Greenberg suggests that for a discipline to properly be considered “science”, it must move beyond mere description to comparison and classification. In linguistics this has been achieved through the respected discipline of “comparative linguistics” using the historical-genetic method to group languages into families with common ancestors. However, there is another method called “typological”, which (up to Greenberg’s day) was not so well received. Greenberg argues that the typological method has been damaged by confusion between the two, especially where typological criteria have been used to establish historical-genetic relationships.
The historical-genetic method classifies languages into families based on shared features, usually common forms related by sound and meaning. If two languages agree in a considerable number of these forms (not through borrowing) then they can be tied to a common ancestor. However, one can also compare languages that cannot be said to have a common ancestor. For instance, all languages must express comparison, but the number options for this are actually limited: a special comparative inflection of the adjective (English great-er), use of the preposition “from” (Semitic), use of a verb meaning “surpass” (African languages), etc. Some of these are more common than others, and the geographic distribution crosses genetic boundaries. Thus typological comparison also groups languages into “families”, but these are based only on the absence or presence of a given feature. However, the grouping is arbitrary and will change depending on which features are selected.
Some of these classification schemes are useless, but some can be very useful such as the classic 19th century division of languages into isolating, agglutinative, and inflecting. While the scheme itself has many weaknesses, it has hit upon something of fundamental importance to language – the morphological structure of a word. Sapir took up this classification as the foundation of his book Language and attempted to more carefully define the terms. In the end he saw a very basic form to language – every language has a stock of roots with concrete meanings (ie table, eat) as well as forms to express abstract relational ideas between the concrete terms (such as case endings). This opposition of concrete (I) and abstract (IV) marked the ends of the scale. Between the two are derivational elements (II) which impact the meaning of the root, but do not relate syntactically to the whole sentence (such as the –er in farmer). Lastly, concrete-relational elements (III) primarily affect sentence syntax, but have a concrete meaning. All languages use I and IV, but II and III are dispensable.

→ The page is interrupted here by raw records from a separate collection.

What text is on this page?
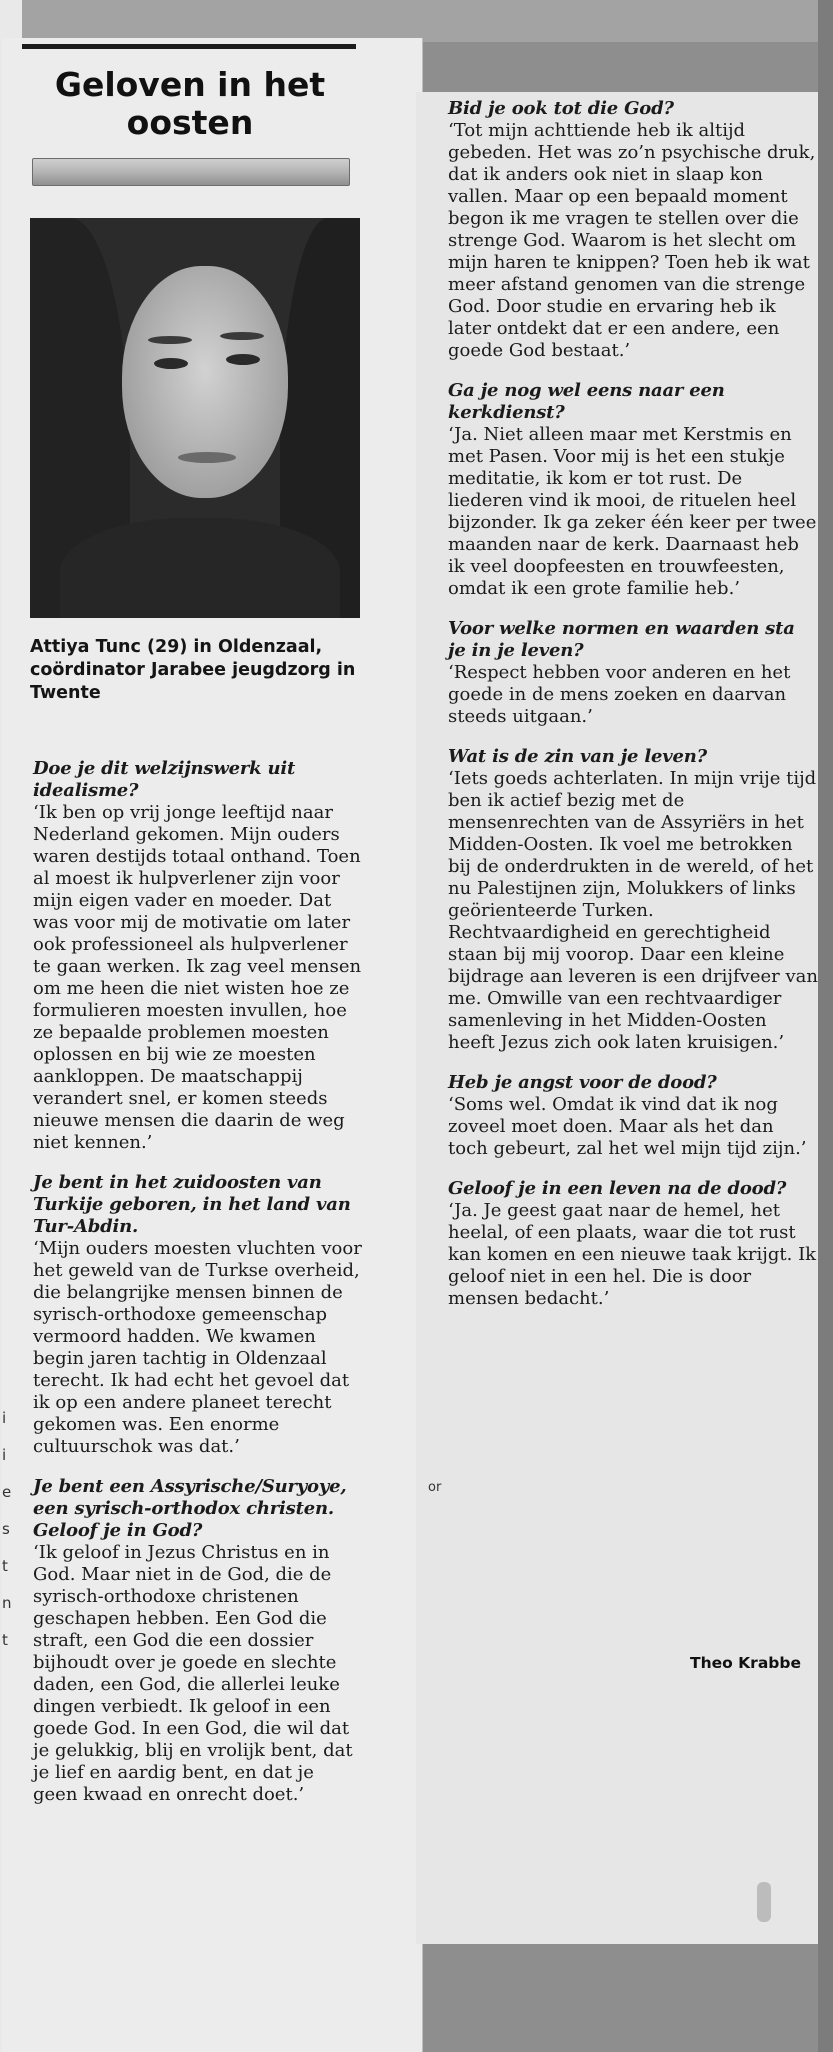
Geloven in het oosten
Attiya Tunc (29) in Oldenzaal, coördinator Jarabee jeugdzorg in Twente

Doe je dit welzijnswerk uit idealisme?

‘Ik ben op vrij jonge leeftijd naar Nederland gekomen. Mijn ouders waren destijds totaal onthand. Toen al moest ik hulpverlener zijn voor mijn eigen vader en moeder. Dat was voor mij de motivatie om later ook professioneel als hulpverlener te gaan werken. Ik zag veel mensen om me heen die niet wisten hoe ze formulieren moesten invullen, hoe ze bepaalde problemen moesten oplossen en bij wie ze moesten aankloppen. De maatschappij verandert snel, er komen steeds nieuwe mensen die daarin de weg niet kennen.’

Je bent in het zuidoosten van Turkije geboren, in het land van Tur-Abdin.

‘Mijn ouders moesten vluchten voor het geweld van de Turkse overheid, die belangrijke mensen binnen de syrisch-orthodoxe gemeenschap vermoord hadden. We kwamen begin jaren tachtig in Oldenzaal terecht. Ik had echt het gevoel dat ik op een andere planeet terecht gekomen was. Een enorme cultuurschok was dat.’

Je bent een Assyrische/Suryoye, een syrisch-orthodox christen. Geloof je in God?

‘Ik geloof in Jezus Christus en in God. Maar niet in de God, die de syrisch-orthodoxe christenen geschapen hebben. Een God die straft, een God die een dossier bijhoudt over je goede en slechte daden, een God, die allerlei leuke dingen verbiedt. Ik geloof in een goede God. In een God, die wil dat je gelukkig, blij en vrolijk bent, dat je lief en aardig bent, en dat je geen kwaad en onrecht doet.’

Bid je ook tot die God?

‘Tot mijn achttiende heb ik altijd gebeden. Het was zo’n psychische druk, dat ik anders ook niet in slaap kon vallen. Maar op een bepaald moment begon ik me vragen te stellen over die strenge God. Waarom is het slecht om mijn haren te knippen? Toen heb ik wat meer afstand genomen van die strenge God. Door studie en ervaring heb ik later ontdekt dat er een andere, een goede God bestaat.’

Ga je nog wel eens naar een kerkdienst?

‘Ja. Niet alleen maar met Kerstmis en met Pasen. Voor mij is het een stukje meditatie, ik kom er tot rust. De liederen vind ik mooi, de rituelen heel bijzonder. Ik ga zeker één keer per twee maanden naar de kerk. Daarnaast heb ik veel doopfeesten en trouwfeesten, omdat ik een grote familie heb.’

Voor welke normen en waarden sta je in je leven?

‘Respect hebben voor anderen en het goede in de mens zoeken en daarvan steeds uitgaan.’

Wat is de zin van je leven?

‘Iets goeds achterlaten. In mijn vrije tijd ben ik actief bezig met de mensenrechten van de Assyriërs in het Midden-Oosten. Ik voel me betrokken bij de onderdrukten in de wereld, of het nu Palestijnen zijn, Molukkers of links geörienteerde Turken. Rechtvaardigheid en gerechtigheid staan bij mij voorop. Daar een kleine bijdrage aan leveren is een drijfveer van me. Omwille van een rechtvaardiger samenleving in het Midden-Oosten heeft Jezus zich ook laten kruisigen.’

Heb je angst voor de dood?

‘Soms wel. Omdat ik vind dat ik nog zoveel moet doen. Maar als het dan toch gebeurt, zal het wel mijn tijd zijn.’

Geloof je in een leven na de dood?

‘Ja. Je geest gaat naar de hemel, het heelal, of een plaats, waar die tot rust kan komen en een nieuwe taak krijgt. Ik geloof niet in een hel. Die is door mensen bedacht.’

Theo Krabbe
i
i
e
s
t
n
t
or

The technique of how II, III, and IV (all the elements which are somehow marked for syntax) are used is described as a) isolating (based on significant order of elements, John hit Bill marks John as subject, Bill as object), b) agglutanitive (like good + ness > goodness), c) fusional (like deep + th > depth), and d) symbolic (internal changes such as drink/drank/drunk). Note that the contrast between aglutanitive and fusional is itself somewhat superficial. The Semitic languages are labeled Complex Mixed-relational because all four concepts are present. In concept II they use techniques d) then c). In concept III they use c) then d). For IV they use a), though this is a weak development.
Greenberg has basically adapted Sapir’s model and developed quantitative measures. First, Greenberg introduces an index to measure the degree of synthesis based on the number of morphemes per word. The lower limit is obviously 1.00, and the upper limit while theoretically infinite seems to be practically 3.00. Analytic languages will give low ratios, synthetic higher, and polysynthetic the highest of all.
Secondly, Greenberg measures “agglutinavity” by the ratio of agglutinative constructions to morph juncture. A construction is considered agglutinative when both morphemes are automatic, which is to say that any allomorphic variation is predictable and regular. Thus leaves is made of two morphemes /leaf/ + /s/ both of which vary predictably to /leav/ and /z/ respectively. Thus the ratio is 1.00. A language with a high value for this index will be agglutinative, a low value fusional.
The third index analyzes the type of morphemes related to the number of words: root morphemes, derivational morphemes, and inflectional morphemes. This measures the basic contrast of Sapir’s categories I and IV. A language which can have more than one root per word is a compounding language, an idea that Sapir nowhere mentions. The fourth analyzes the ratio of prefixes and suffixes. The last index measures the use of word order, inflection, and concord (matching of gender, number, etc) to indicate syntactic relationships. Note that morphemes such as the Latin case ending –um, which indicates case, number, and gender, is counted separately for each function it performs.
Greenberg next spends some time discussing the problem of finding suitable definitions for concepts like morphs, morphemes, roots, etc. For instance, some things are obviously morphemes, some are obviously not, but some are in between. For example, is /deceive/ a single morpheme or is it made from /de/ + /ceive/? Greenberg suggests the model of a square, that is if there are four meaningful sequences in a language AC, BC, AD, BD then each may be considered a morpheme. An example is the English eating : sleeping : : eats : sleeps, where A is eat-, B is sleep-, C is -ing and D is –s.
Lastly, Greenberg calculates the indices for eight languages: Sanskrit, Anglo-Saxon, Persian, English, Yakut (related to Turkish, but with less borrowing from Arabic), Swahili, Annamite, and Eskimo. Based on an admittedly small sample, Greenberg’s results seem to corroborate the usual non-quantitative descriptions of these languages as synthetic or polysynthetic and agglutinative or non-agglutinative.